International career
- 2001–2004: South Africa U23 / 5 / (0)

= Kaizer Motaung Junior =

South African soccer player (born 1981)

Kaizer Motaung Junior (born 8 August 1981) is a South African former professional footballer who played as a striker. Kaizer Jr is currently a sporting director for Kaizer Chiefs F.C.

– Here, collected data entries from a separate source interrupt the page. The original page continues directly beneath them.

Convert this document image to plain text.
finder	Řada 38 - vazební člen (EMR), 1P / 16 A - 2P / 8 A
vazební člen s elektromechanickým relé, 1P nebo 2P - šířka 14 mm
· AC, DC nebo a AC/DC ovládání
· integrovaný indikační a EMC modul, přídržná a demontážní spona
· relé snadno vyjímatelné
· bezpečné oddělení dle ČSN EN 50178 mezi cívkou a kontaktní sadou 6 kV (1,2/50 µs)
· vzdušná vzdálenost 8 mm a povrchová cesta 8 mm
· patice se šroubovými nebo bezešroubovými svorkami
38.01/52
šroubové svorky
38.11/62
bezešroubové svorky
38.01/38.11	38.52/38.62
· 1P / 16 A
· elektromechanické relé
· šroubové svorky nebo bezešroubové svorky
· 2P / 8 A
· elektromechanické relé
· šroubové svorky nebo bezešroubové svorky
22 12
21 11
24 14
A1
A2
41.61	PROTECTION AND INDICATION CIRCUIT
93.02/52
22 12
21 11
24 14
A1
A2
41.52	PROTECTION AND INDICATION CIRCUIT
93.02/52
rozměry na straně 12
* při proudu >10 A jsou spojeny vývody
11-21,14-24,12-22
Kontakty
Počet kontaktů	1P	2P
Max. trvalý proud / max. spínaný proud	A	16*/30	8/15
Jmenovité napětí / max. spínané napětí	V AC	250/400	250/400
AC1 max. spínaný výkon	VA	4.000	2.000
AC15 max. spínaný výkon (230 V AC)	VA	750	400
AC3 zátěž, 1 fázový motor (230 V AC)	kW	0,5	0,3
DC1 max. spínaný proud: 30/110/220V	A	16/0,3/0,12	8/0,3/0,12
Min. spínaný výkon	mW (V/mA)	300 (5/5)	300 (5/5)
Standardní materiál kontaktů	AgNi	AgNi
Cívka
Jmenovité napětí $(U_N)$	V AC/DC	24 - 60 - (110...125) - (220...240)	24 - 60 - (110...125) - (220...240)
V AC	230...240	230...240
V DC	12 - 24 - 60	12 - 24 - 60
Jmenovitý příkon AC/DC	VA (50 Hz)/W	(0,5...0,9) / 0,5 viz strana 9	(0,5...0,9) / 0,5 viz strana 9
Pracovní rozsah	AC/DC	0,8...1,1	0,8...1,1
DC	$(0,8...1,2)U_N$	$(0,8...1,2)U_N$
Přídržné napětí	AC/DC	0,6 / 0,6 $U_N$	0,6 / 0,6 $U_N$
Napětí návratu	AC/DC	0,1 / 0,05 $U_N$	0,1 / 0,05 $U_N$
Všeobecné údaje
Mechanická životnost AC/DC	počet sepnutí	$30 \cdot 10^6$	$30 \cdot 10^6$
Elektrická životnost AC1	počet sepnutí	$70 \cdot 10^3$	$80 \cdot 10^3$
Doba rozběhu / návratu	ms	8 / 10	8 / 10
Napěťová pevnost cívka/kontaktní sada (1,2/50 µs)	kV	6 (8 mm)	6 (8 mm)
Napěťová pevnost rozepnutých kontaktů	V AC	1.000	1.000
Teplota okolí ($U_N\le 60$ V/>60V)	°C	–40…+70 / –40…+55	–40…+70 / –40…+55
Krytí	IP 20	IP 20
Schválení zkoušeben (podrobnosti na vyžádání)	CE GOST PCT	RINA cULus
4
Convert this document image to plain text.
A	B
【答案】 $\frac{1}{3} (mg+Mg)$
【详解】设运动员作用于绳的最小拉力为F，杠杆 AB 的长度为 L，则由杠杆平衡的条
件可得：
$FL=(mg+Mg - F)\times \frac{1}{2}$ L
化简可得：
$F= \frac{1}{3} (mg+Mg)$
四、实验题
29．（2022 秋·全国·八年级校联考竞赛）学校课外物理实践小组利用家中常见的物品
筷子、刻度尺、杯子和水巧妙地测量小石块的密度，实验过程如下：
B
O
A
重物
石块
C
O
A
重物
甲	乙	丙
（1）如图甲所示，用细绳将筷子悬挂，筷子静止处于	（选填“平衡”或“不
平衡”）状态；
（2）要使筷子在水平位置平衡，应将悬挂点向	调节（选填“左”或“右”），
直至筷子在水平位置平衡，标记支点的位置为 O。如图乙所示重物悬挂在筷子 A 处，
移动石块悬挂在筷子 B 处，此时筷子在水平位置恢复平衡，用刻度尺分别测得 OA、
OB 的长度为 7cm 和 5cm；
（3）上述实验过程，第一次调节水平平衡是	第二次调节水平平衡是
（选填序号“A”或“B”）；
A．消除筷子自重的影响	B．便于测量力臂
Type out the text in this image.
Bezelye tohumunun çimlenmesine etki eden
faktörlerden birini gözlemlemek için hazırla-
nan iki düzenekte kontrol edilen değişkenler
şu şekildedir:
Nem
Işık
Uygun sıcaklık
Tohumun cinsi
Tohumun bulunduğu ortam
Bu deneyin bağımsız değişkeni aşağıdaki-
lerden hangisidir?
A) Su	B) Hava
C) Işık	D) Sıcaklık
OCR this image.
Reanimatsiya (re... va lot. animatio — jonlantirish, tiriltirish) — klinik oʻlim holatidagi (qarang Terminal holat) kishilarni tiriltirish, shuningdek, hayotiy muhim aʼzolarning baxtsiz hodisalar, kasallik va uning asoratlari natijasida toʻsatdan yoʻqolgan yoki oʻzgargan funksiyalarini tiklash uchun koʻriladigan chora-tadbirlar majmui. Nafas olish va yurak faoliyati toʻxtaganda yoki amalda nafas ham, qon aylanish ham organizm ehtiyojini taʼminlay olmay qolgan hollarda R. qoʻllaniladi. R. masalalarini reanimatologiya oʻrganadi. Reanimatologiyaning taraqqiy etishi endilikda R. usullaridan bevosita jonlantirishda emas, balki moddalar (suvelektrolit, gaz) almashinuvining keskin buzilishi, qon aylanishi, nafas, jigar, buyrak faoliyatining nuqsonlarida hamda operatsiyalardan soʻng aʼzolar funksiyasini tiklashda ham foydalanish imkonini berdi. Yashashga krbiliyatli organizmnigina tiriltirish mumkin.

He is the son of South African soccer legend and Kaizer Chiefs founder Kaizer Motaung.

==Early life==
Motaung was born to Kaizer and Julegka Motaung in Johannesburg, Gauteng and is one of four children. Motaung attended St. John's College, Johannesburg in Johannesburg and Harrow School in north-west London whose alumni include Winston Churchill and James Blunt. He was an excellent cricketer. In 2000, he opened batting with Middlesex and England player Nick Compton at Harrow vs Eton 163rd clash at Lord's since 1805. In that match, he got a century but the match was called off due to rain. He also played against Graeme Smith who was at King Edward High School. He was once told by Ali Bacher to play cricket. Former international referee David Alleray was his housemaster at Harrow.

==Career==

===Youth===
Motaung played for Wits University and Kaizer Chiefs youth academies in South Africa and Chelsea and TSV Munich 1860 juniors in England and Germany. In his time in the Chelsea youth academy in the late 90s and early 2000s he was in the same team with Dean Furman, John Terry and Robert Huth.

===Senior===
Motaung was promoted to the TSV 1860 Munich reserve team and scored 1 goal in 4 matches in his debut season in the 2001–02 Oberliga Bayern season and then 3 goals in 19 matches in the 2002–03 season totaling 4 goals in 22 matches which all were diving headers. He signed with his father's club in July 2003. He made his debut on 17 December 2003 in a 4–0 win over Zulu Royals under Ted Dumitru. He scored his first goal on 9 June 2004 against Wits University. In the 2006–07 season he was the team's top goalscorer (12 goals) and Player of the Season.

==Personal life==
He married his girlfriend of nine years, Katherine Heider in Munich in 2012, whom he was secretly engaged with for two years. His best man was former teammate at Kaizer Chiefs and current team manager, Gerald Sibeko. Heider gave birth to Tyler Rhys in 2011.